TYPES OF LOANS
There are several types of mortgages available that
Rock Hill Financial can find for prospective home buyers.
Conventional mortgages with a 1% down payment are now available!*
Finally, there’s help for people who have been struggling to save for a down payment to buy a home! The borrower puts down 1% of the sale price and the lender provides the other 2%. This means that the loan is “conventional”, and no mortgage insurance is necessary. The 1% Down Mortgage makes homeownership much more affordable for many people who were previously not in a position to buy. And you need not be a first-time buyer to take advantage of this great opportunity!
*RESTRICTIONS APPLY. Call Rock Hill Financial at (610) 668-0168
to find out if you qualify!
This type of mortgage has an interest rate that remains the same throughout the length of the loan. The interest rate is determined at the time the loan is taken out, and can only change if it’s refinanced down the line. This provides stability and predictable monthly payments for the borrower. The most common loan terms for fixed-rate mortgages are 30 years and 15 years. Borrowers who tend to hold property for the long term usually prefer fixed-rate mortgages.
Adjustable-Rate Mortgages (ARM)
An adjustable-rate mortgage has an interest rate that is fixed for a specific period. Terms of adjustable rate mortgages can vary greatly. After the initial stable period, the interest rate adjusts periodically based on market conditions. This type of mortgage may have lower initial rates but can change over time.
The Federal Housing Administration (FHA) loan is very popular with first-time homebuyers because there’s a lower down payment requirement and it’s easier to qualify. The federal government insures FHA loans, but the loans are issued by private lenders. Mortgage insurance is required on all FHA loans, even if you put 20% down, but the amount and duration vary. The home must undergo an FHA appraisal and meet government standards for health and safety.
Home equity loans
Home equity loans are secured by a borrower’s home. A borrower can take out an equity loan if they have equity in their home. Equity is the difference between what is owed on the mortgage loan and the home’s current market value. In other words, if a borrower has paid down their mortgage loan to the point that the value of the home exceeds the outstanding loan balance, the homeowner can borrow a percentage of that difference or equity, generally up to 85% of a borrower’s equity. Because these loans use your home as collateral, they usually have much better interest terms than personal loans, credit cards, and other unsecured debt.

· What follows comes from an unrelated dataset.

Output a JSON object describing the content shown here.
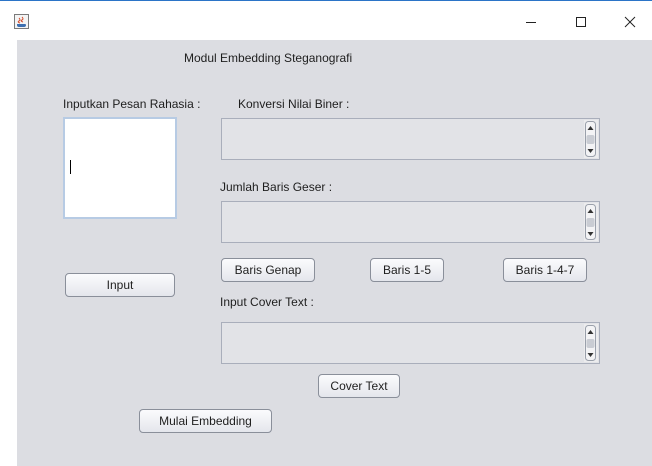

Commercial real estate loans
Commercial real estate loans exist to finance a property that’s used for business-related purposes, such as shopping malls, warehouses, apartment complexes, and office buildings. This loan can be used to buy new property, renovate existing income-producing property, or refinance debt on a commercial property you already own. Investors should be aware that commercial loans have stricter guidelines than residential mortgages, so it’s important to work closely with an experienced broker to ensure the highest likelihood of positive results.
The Department of Veterans Affairs (VA) offers VA loans to eligible veterans, active-duty service members, and their surviving spouses. Created to help veterans access credit and compete in the housing market, VA loans allow more lenient credit ratings, and lower down payment and debt-to-income requirements than conventional loans. VA loans feature limited closing costs, no PMI (private mortgage insurance) requirements, lower interest rates than conventional mortgages, and up to 100% financing!
Commercial Loans for Mixed-Use Properties, Multi-Unit Apartments, Retail, Warehouses, and SBA Loans
Mixed-use spaces are properties that are zoned for different uses, whether residential, commercial, industrial, or institutional. If you're purchasing a building with at least two units of different usage, there's a good chance that the property qualifies for mixed-used financing. Loan amounts are determined after evaluating the potential generated income of the property.
Investment property loans
An investment property is real estate purchased to generate income (i.e., earn a return on the investment) through rental income or appreciation. The buying process is different for an investment property compared to a primary home. Qualifying for these loans involves a different set of requirements than borrowing for a primary residence.